Fig. 6: Efficacy of CDK4/6 inhibitor is independent of MCM3 expression.

(a) MCM3 protein expression was evaluated following treatment with CDK4/6 inhibitor (CDK4/6i) in endocrine-resistant cells, including tamoxifen- (TamR-1), aromatase inhibitor- (LetR-1) and fulvestrant-resistant (FulvR-1), and in cell lines resistant to combined CDK4/6i and endocrine therapy (MPF-R and TPF-R), by Western blotting using whole cell lysate. β-actin was used as loading control.

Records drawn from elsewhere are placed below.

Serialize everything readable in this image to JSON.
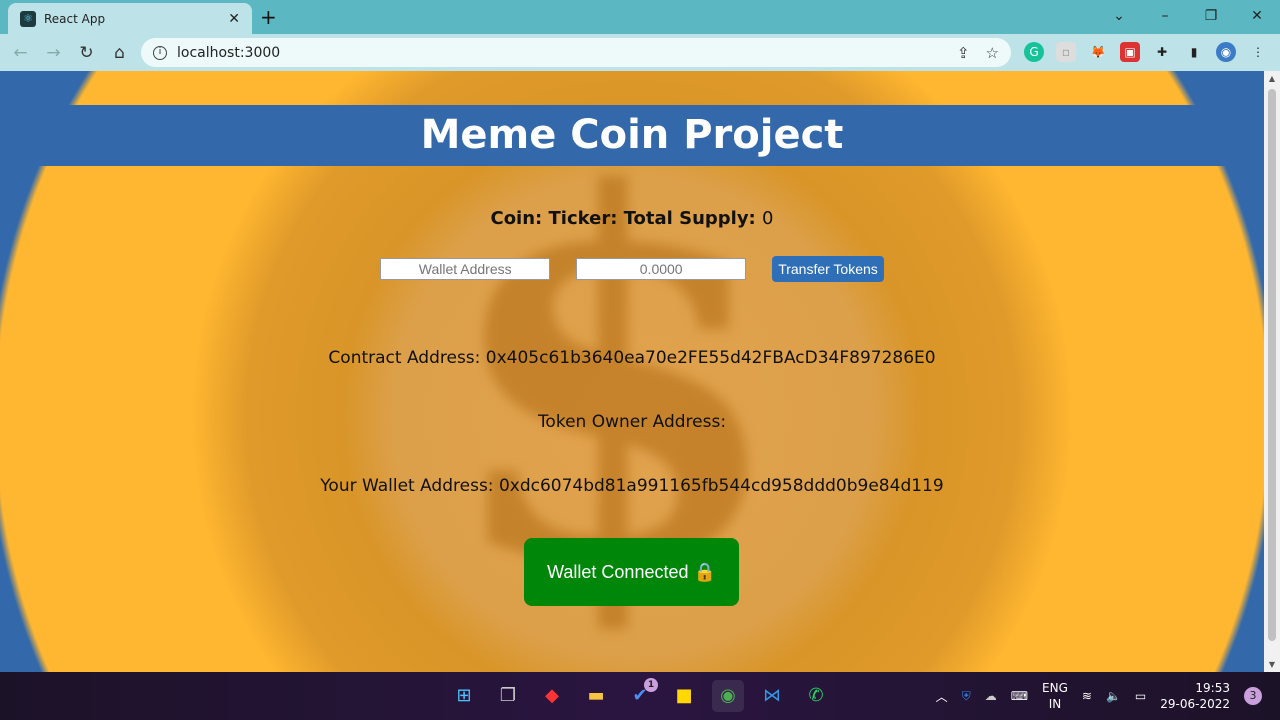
{
  "browser": {
    "tab_title": "React App",
    "url": "localhost:3000"
  },
  "page": {
    "title": "Meme Coin Project",
    "supply_label": "Coin: Ticker: Total Supply:",
    "supply_value": "0",
    "wallet_placeholder": "Wallet Address",
    "amount_placeholder": "0.0000",
    "transfer_label": "Transfer Tokens",
    "contract_address": "Contract Address: 0x405c61b3640ea70e2FE55d42FBAcD34F897286E0",
    "owner_address": "Token Owner Address:",
    "your_wallet": "Your Wallet Address: 0xdc6074bd81a991165fb544cd958ddd0b9e84d119",
    "wallet_button": "Wallet Connected 🔒"
  },
  "taskbar": {
    "lang1": "ENG",
    "lang2": "IN",
    "time": "19:53",
    "date": "29-06-2022",
    "notifications": "3",
    "todo_badge": "1"
  }
}
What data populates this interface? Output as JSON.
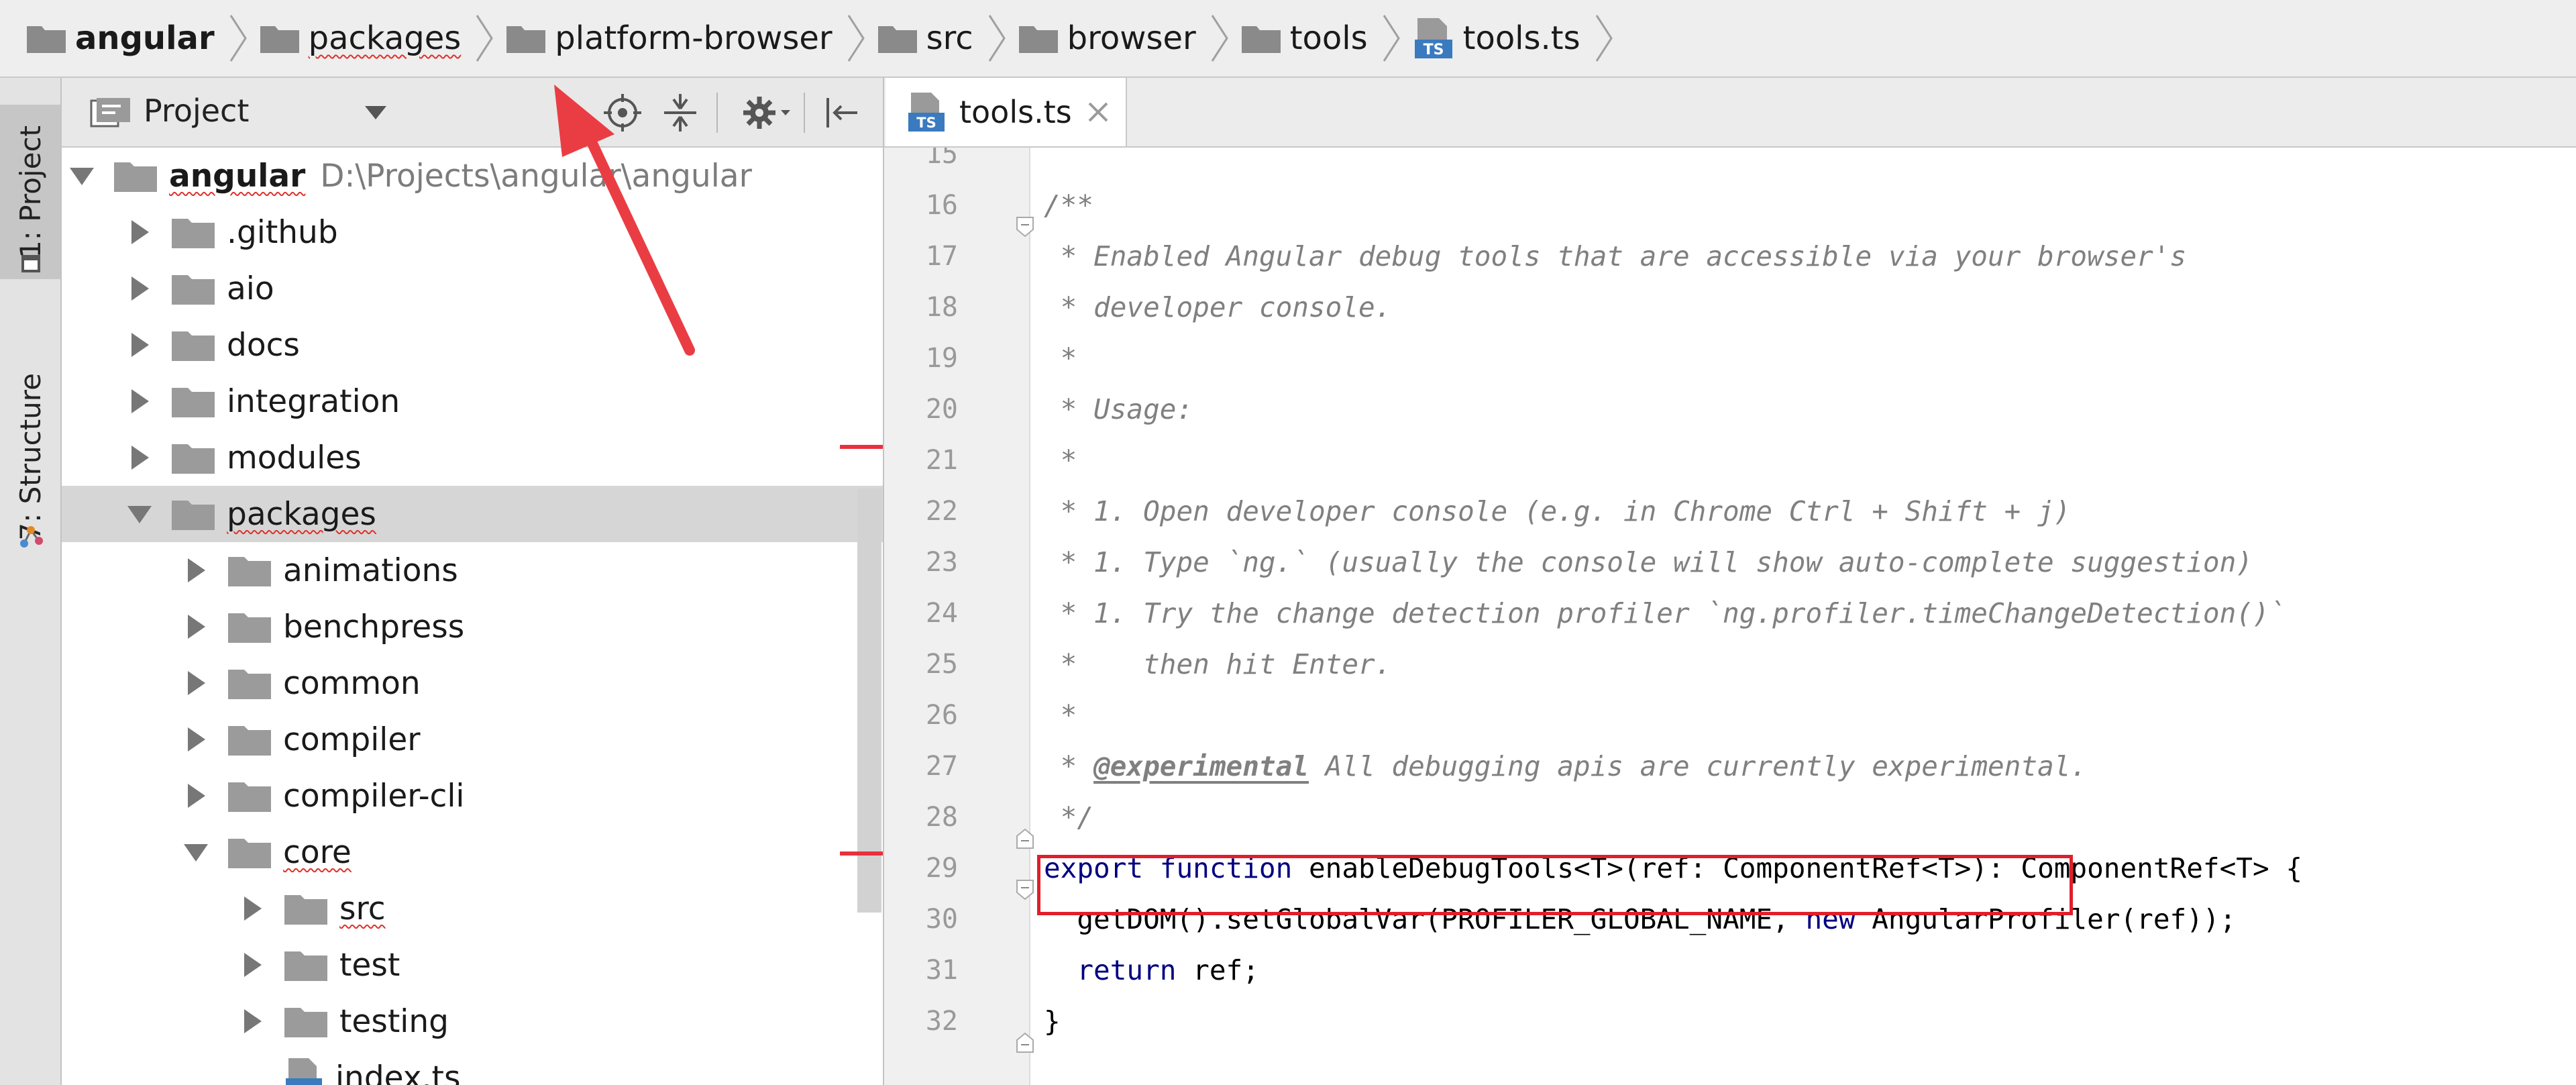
{
  "breadcrumb": {
    "items": [
      {
        "label": "angular",
        "icon": "folder-icon"
      },
      {
        "label": "packages",
        "icon": "folder-icon"
      },
      {
        "label": "platform-browser",
        "icon": "folder-icon"
      },
      {
        "label": "src",
        "icon": "folder-icon"
      },
      {
        "label": "browser",
        "icon": "folder-icon"
      },
      {
        "label": "tools",
        "icon": "folder-icon"
      },
      {
        "label": "tools.ts",
        "icon": "typescript-file-icon"
      }
    ]
  },
  "side_strip": {
    "project_tab": "1: Project",
    "structure_tab": "7: Structure"
  },
  "project_panel": {
    "title": "Project",
    "tree": [
      {
        "label": "angular",
        "path": "D:\\Projects\\angular\\angular"
      },
      {
        "label": ".github"
      },
      {
        "label": "aio"
      },
      {
        "label": "docs"
      },
      {
        "label": "integration"
      },
      {
        "label": "modules"
      },
      {
        "label": "packages"
      },
      {
        "label": "animations"
      },
      {
        "label": "benchpress"
      },
      {
        "label": "common"
      },
      {
        "label": "compiler"
      },
      {
        "label": "compiler-cli"
      },
      {
        "label": "core"
      },
      {
        "label": "src"
      },
      {
        "label": "test"
      },
      {
        "label": "testing"
      },
      {
        "label": "index.ts"
      }
    ]
  },
  "editor": {
    "tab_label": "tools.ts",
    "line_numbers": [
      "15",
      "16",
      "17",
      "18",
      "19",
      "20",
      "21",
      "22",
      "23",
      "24",
      "25",
      "26",
      "27",
      "28",
      "29",
      "30",
      "31",
      "32"
    ],
    "lines": {
      "l16": "/**",
      "l17": " * Enabled Angular debug tools that are accessible via your browser's",
      "l18": " * developer console.",
      "l19": " *",
      "l20": " * Usage:",
      "l21": " *",
      "l22": " * 1. Open developer console (e.g. in Chrome Ctrl + Shift + j)",
      "l23": " * 1. Type `ng.` (usually the console will show auto-complete suggestion)",
      "l24": " * 1. Try the change detection profiler `ng.profiler.timeChangeDetection()`",
      "l25": " *    then hit Enter.",
      "l26": " *",
      "l27_star": " * ",
      "l27_tag": "@experimental",
      "l27_rest": " All debugging apis are currently experimental.",
      "l28": " */",
      "l29_kw1": "export",
      "l29_kw2": "function",
      "l29_rest": "enableDebugTools<T>(ref: ComponentRef<T>): ComponentRef<T> {",
      "l30_a": "  getDOM().setGlobalVar(PROFILER_GLOBAL_NAME, ",
      "l30_kw": "new",
      "l30_b": " AngularProfiler(ref));",
      "l31_kw": "  return",
      "l31_rest": " ref;",
      "l32": "}"
    }
  },
  "colors": {
    "annotation_red": "#e8313c",
    "keyword_blue": "#000080",
    "comment_gray": "#808080"
  }
}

A representative of two biological replicates is shown. (b) Representative micrographs (40x magnification) showing MCM3 immunhistochemistry staining of FulvR-1 and MPF-R tumor xenografts treated with CDK4/6i (50 mg/Kg) combined with fulvestrant (100 mg/Kg; n = 7 and 9) or vehicle (castor oil and 25% w/v HPB cyclodextrin; n = 8 and 10). (c) Evaluation of growth of endocrine-resistant cells following treatment with CDK4/6i as measured by colorimetric crystal violet assay at 96 h. Data are representative of three independent experiments and are shown as ± s.e.m in triplicates. (d) Transfection of MPF-R cells with 2 separate MCM3 targeting siRNAs (siMCM3.2 and siMCM3.6) resulted in a marked reduction of MCM3 protein levels as evaluated by Western blotting 96 h post siRNA transfection. β-actin was used as loading control. A representative of two biological replicates is shown. Knockdown of MCM3 expression caused no significant changes in growth, proliferation, or apoptosis as measured by colorimetric crystal violet (e), BrdU incorporation (f), and cell death (g) assays, respectively, at 96 h after transfection. Data were confirmed in 3 independent experiments and are shown as ± s.e.m in triplicates. *p < 0.05.